Kafirûn Sûresi, adını ilk ayetinde geçen ve "inkarcılar" anlamına gelen kafirûn kelimesinden almıştır. Mekke'de nazil olan bir suredir. Fakat Medine'de indiği hakkında da rivayetler vardır. Bu surede bize vermek istenilen mesaj şirk ve imanın asla bir arada bulunamayacağıdır. Kafirun suresi 6 ayetten oluşup Kur'an-ı Kerim'in 109.suresidir.
Kafirun Suresi Anlamı
Rahman ve Rahîm olan Allah'ın ismiyle.
1- De ki: Ey kafirler!
2- "Ben sizin kulluk ettiklerinize kulluk etmem."
3- "Siz de benim kulluk ettiğime kulluk edecek değilsiniz."
4- "Ben sizin kulluk ettiklerinize kulluk edecek değilim."
5- "Siz de benim kulluk ettiğime kulluk edecek değilsiniz."
6- "Sizin dininiz size, benim dinim de banadır."
Kafirun Suresinin Anlamı
-Rahman ve Rahîm olan Allah'ın adıyla.
1- De ki: Ey kafirler.
2- Ben sizin taptıklarınıza tapmam.
3- Siz de benim ibadet ettiğime ibadet edecek değilsiniz.
4- Ben de sizin taptıklarınıza tapacak değilim.
5- Siz de benim ibadet ettiğime, ibadet edecek değilsiniz.

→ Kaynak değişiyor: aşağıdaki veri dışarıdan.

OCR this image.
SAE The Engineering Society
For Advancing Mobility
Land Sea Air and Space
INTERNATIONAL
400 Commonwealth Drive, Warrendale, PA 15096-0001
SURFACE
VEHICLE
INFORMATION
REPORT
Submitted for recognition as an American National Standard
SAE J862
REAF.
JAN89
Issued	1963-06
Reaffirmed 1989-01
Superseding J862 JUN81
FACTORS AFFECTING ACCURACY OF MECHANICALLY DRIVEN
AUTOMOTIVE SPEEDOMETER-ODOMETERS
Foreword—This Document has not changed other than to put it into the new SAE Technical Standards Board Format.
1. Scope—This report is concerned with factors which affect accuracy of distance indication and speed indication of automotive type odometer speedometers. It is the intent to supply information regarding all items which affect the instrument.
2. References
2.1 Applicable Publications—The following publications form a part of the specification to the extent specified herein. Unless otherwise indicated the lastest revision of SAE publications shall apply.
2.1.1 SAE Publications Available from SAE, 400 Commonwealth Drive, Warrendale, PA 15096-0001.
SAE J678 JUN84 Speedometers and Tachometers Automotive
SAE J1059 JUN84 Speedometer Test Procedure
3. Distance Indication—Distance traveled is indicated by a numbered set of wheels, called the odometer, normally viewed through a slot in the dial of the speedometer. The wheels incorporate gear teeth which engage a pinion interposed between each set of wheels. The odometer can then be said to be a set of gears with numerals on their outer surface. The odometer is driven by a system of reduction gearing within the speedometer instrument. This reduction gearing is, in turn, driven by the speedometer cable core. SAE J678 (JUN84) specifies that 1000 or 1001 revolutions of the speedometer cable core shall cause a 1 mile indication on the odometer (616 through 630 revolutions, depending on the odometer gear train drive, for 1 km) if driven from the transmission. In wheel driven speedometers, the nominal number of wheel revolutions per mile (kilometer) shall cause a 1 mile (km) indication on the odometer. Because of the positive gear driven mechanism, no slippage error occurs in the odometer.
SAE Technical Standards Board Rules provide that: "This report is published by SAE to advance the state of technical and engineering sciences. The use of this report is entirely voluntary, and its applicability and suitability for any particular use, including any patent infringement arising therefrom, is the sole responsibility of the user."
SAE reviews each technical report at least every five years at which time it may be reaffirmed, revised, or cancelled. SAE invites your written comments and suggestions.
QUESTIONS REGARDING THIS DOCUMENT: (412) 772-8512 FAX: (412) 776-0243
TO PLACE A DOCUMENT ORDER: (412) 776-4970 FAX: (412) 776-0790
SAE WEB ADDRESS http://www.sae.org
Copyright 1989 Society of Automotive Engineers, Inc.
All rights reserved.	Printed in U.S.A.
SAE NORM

6- Sizin dininiz size, benim dinim bana.
Kafirun Suresinin Tefsiri
Mekke döneminde inmiştir. 6 ayettir. "Kafirûn", inkarcılar demektir.
Nuzül
Mushaftaki sıralamada yüz dokuzuncu, iniş sırasına göre on sekizinci sûredir. Maûn sûresinden sonra, Fîl sûresinden önce Mekke'de inmiştir. Medine'de indiğine dair rivayet de vardır (bk. Şevkanî, V, 597). Tefsirlerde anlatıldığına göre Kureyşliler Hz. Peygamber'den bir sene kendi ilahlarına tapmasını, bir sene de kendilerinin onun ilahına tapmalarını istemişler. Hz. Peygamber de "Allah'a bir şeyi ortak koşmaktan yine O'na sığınırım!" demiş; bu defa Kureyşliler, "Bizim ilahlarımızdan bazılarını istilam et (öp, el sür), biz de seni tasdik edip ilahına ibadet edelim" demişler. Bunun üzerine Kafirûn sûresi inmiştir (Taberî, XXX, 213-214; Kurtubî, XX, 225).
Konusu
Sûrede Hz. Peygamber'in inkarcılarla şirk ve sapkınlıkta birleşemeyeceği kesin bir üslûpla ifade edilmekte ve inancın şirkten uzak tutulması hedeflenmektedir.
Fazileti
Müfessirler bu sûrenin faziletiyle ilgili olarak Hz. Peygamber'in, "Kul hüvellahu ehad Kur'an'ın üçte birine denktir, Kul ya eyyühel-kafirûn ise dörtte birine denktir" buyurduğunu; Sahabe'den birine, "Uyumak üzere yatağına yattığında Kul ya eyyuhel-kafirûn sûresini oku; bunu okursan şirk inancına sapmaktan korunursun" dediğini naklederler (İbn Kesîr, VIII, 526; Şevkanî, V, 597-598).
Kafirun Suresi Tefsiri
Tevhid ilkesinin sembolü olarak Mekke döneminin ilk yıllarında inen bu sûrede Mekkeli müşriklerin şahsında bütün putperestlere ilan edilmek üzere iman ile şirkin ayrı şeyler olduğu, bu iki inanç sistemi arasında bir benzerlik bulunmadığı, dolayısıyla ikisinin birlikte bulunmasının, iki inanç arasında bir uzlaşmaya gidilmesinin mümkün olmadığı kesin olarak ifade edilmiştir.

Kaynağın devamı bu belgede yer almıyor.